Now is your chance to voice your opinion on the $26 billion merger of T-Mobile and Sprint. The FCC is now accepting comments as well as formal petitions to deny the merger until August 27th. The companies and supporters of the deal can then file oppositions to those petitions by September 17th, while a final round of replies has a deadline of October 9th. Engadget reports: Anyone can file petitions to deny, and you might expect to see some from consumer advocacy groups and industry experts who may be concerned over the reduction in the number of national carriers from four to three. The FCC has laid out a 180-day review timeline to determine whether the merger is in the public interest, but that's more of a guideline and there's no required deadline for the agency to issue a decision.

4 of 43 comments (clear)

  1. Wait, our opinions matter now ? by nehumanuscrede · · Score: 3, Insightful

    Or, if the majority of comments are not to the FCC's liking, are we just going to claim they were hacked again ?

    Quit pretending you give two shits about what the people think because your pretending to do so is insulting.

  2. Less concerned about a mobile monopoly than... by Archfeld · · Score: 4, Insightful

    I am less concerned about a mobile phone monopoly than I am about collusion amongst cable delivery companies. The fact that the large cable companies won't even try and compete with each other and openly acknowledge such a strategy is a far greater threat to my mind than a possible mobile carrier monopoly. I feel like 3 companies with a healthy churning market is better than a locked in cable market that exists today in a large portion of the North American market.

    http://fortune.com/2015/05/19/...

    https://muninetworks.org/conte...

    --
    errr....umm...*whooosh* *whoosh* Is this thing on ?
  3. Re: No, say something interesting. It's not a vote by Anonymous Coward · · Score: 2, Insightful

    What is wrong with this merger? ATT and Verizon dominate all real markets. Sprint and T Mobile try to clean up a bit, but combined, they could be a challenger. You sound like a shill for one of the Big Two as opposed to someone who wants real competition.

  4. Smoke and Mirrors by SirAstral · · Score: 3, Insightful

    This is the usual "feel good" politics designed to distract people from the real action and the real problem. Sadly it works all too well.

    There is only one comment period... and they are all called elections. Remember that congress has always had the power to tell the FCC and other regulatory agencies exactly what to do and or remake or destroy them when they turn into capture and the fact that they don't means that elected politicians know that they were successful in getting citizens to ignore congress and focus on the agencies instead allowing congress to largely get a pass on actually having to deal with the corruption in agencies.
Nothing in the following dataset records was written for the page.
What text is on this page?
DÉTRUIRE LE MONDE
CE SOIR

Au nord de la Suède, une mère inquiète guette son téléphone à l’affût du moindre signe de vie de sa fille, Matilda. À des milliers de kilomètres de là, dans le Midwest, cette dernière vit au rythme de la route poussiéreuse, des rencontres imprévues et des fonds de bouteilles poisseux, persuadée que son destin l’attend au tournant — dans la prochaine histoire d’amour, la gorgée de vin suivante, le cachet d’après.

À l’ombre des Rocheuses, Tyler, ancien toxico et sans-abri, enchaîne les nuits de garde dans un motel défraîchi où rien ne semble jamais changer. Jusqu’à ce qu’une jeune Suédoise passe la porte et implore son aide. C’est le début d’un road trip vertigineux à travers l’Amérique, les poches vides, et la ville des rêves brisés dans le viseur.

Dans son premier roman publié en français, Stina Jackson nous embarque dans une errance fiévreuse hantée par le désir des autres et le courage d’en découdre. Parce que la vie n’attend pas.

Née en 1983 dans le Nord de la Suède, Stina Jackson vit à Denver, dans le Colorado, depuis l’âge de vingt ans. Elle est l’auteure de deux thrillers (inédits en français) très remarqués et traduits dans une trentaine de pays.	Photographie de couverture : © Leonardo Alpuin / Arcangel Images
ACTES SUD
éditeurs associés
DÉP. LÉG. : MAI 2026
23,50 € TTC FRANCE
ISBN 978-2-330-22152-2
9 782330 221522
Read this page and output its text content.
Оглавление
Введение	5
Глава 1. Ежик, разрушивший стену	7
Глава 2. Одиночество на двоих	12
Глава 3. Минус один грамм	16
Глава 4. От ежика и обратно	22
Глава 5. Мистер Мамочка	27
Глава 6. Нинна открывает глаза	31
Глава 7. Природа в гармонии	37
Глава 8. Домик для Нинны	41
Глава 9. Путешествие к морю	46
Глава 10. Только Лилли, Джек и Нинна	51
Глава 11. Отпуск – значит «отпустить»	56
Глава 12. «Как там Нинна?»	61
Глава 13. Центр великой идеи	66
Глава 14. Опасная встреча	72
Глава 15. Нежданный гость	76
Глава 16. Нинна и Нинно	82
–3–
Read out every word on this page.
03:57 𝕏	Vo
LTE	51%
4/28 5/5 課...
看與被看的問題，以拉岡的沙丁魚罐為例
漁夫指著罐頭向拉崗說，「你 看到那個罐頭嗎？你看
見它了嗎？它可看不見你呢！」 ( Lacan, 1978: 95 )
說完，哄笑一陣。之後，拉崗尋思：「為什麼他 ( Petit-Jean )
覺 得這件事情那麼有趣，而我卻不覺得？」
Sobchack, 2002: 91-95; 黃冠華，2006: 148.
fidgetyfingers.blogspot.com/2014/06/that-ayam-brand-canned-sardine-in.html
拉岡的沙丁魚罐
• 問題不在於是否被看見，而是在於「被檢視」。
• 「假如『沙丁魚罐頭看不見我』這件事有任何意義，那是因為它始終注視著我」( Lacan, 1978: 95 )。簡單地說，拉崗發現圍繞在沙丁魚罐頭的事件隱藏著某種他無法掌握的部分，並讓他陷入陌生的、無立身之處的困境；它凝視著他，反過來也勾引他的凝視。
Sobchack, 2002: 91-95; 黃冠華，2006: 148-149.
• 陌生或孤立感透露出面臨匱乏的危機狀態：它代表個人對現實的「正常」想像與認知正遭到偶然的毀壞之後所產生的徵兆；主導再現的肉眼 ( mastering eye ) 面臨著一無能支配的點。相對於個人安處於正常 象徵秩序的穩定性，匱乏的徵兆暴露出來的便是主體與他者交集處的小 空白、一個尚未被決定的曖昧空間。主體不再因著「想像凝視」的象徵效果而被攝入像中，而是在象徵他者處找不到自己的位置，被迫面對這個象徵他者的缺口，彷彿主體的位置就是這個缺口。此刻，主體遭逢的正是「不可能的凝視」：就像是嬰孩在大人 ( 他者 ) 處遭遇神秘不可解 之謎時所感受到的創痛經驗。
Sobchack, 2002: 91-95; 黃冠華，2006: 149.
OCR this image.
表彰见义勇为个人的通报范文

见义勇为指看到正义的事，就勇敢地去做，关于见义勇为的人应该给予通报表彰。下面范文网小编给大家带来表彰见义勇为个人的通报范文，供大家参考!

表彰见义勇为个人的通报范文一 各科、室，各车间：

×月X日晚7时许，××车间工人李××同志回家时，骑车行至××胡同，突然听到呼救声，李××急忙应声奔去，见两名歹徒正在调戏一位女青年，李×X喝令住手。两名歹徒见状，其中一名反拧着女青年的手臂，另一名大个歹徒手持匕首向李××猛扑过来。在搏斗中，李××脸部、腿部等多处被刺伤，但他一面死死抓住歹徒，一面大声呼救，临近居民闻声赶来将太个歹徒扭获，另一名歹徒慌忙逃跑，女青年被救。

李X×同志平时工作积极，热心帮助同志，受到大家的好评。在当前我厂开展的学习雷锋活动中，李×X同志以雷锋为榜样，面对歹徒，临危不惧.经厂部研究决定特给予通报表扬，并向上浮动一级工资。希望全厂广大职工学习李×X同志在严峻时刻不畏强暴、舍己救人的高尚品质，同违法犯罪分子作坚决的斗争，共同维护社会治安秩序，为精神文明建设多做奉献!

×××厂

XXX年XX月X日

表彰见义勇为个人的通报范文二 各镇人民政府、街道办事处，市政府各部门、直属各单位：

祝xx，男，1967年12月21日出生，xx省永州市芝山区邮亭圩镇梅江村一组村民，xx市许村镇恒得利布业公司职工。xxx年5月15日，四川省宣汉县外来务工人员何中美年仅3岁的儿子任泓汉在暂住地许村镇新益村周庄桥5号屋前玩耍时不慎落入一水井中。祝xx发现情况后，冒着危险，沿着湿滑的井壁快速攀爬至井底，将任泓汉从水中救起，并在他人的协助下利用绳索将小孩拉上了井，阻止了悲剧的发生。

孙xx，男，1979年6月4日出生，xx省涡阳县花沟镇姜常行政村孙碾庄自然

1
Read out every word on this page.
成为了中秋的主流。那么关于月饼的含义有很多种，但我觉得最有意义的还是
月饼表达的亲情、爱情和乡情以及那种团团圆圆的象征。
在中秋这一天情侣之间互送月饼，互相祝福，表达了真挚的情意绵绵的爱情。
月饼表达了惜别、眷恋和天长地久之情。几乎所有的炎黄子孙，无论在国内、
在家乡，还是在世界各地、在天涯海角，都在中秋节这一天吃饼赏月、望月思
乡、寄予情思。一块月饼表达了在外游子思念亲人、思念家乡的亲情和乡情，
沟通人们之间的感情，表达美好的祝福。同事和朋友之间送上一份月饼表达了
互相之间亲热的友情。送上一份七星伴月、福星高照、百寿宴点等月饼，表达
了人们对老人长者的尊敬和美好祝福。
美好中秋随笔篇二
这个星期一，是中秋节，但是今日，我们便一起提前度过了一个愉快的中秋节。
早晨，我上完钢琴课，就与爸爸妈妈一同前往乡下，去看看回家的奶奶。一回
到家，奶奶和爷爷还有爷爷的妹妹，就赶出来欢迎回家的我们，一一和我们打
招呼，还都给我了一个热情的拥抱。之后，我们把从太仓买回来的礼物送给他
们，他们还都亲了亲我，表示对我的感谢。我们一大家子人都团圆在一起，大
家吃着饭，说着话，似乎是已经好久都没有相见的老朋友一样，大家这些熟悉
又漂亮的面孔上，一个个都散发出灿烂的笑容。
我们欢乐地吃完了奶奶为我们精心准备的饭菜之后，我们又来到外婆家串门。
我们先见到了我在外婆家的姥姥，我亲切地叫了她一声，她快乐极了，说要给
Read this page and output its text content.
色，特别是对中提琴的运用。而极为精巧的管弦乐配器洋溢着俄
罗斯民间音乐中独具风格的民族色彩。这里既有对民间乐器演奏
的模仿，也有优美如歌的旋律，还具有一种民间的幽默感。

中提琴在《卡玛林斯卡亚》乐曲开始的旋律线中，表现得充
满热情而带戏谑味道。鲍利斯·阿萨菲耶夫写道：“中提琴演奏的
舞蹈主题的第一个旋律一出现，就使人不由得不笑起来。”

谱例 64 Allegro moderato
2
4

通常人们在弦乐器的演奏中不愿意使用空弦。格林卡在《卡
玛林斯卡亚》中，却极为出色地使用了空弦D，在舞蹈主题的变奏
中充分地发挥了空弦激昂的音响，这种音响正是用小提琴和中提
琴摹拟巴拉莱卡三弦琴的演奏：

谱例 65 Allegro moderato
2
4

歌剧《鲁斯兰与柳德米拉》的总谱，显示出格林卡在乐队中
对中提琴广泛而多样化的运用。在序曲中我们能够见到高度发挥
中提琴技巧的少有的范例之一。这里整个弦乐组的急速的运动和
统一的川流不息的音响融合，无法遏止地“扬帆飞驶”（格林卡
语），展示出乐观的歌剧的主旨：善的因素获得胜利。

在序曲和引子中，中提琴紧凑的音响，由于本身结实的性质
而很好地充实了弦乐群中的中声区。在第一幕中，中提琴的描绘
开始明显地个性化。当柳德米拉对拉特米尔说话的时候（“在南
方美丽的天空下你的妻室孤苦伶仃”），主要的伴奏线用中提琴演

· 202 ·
People are going to be too busy worried about which letter got voted in, over petty politics, instead of which letters actually did or are doing anything about the many problems. Empty platitudes along with ineffective or counter productive action is the order of the day.

    And since the ole regulation/deregulation arguments have become so nebulous and meaningless in context no one is really saying anything. Someone says regulation and congress or the agencies interpret the calls as "moar rules" even when those rules wind up helping businesses and hurting consumers. And then after those rules get put in everyone goes home like the problem is solved only to come back in another couple of years wondering why it is still a problem, rinse and repeat.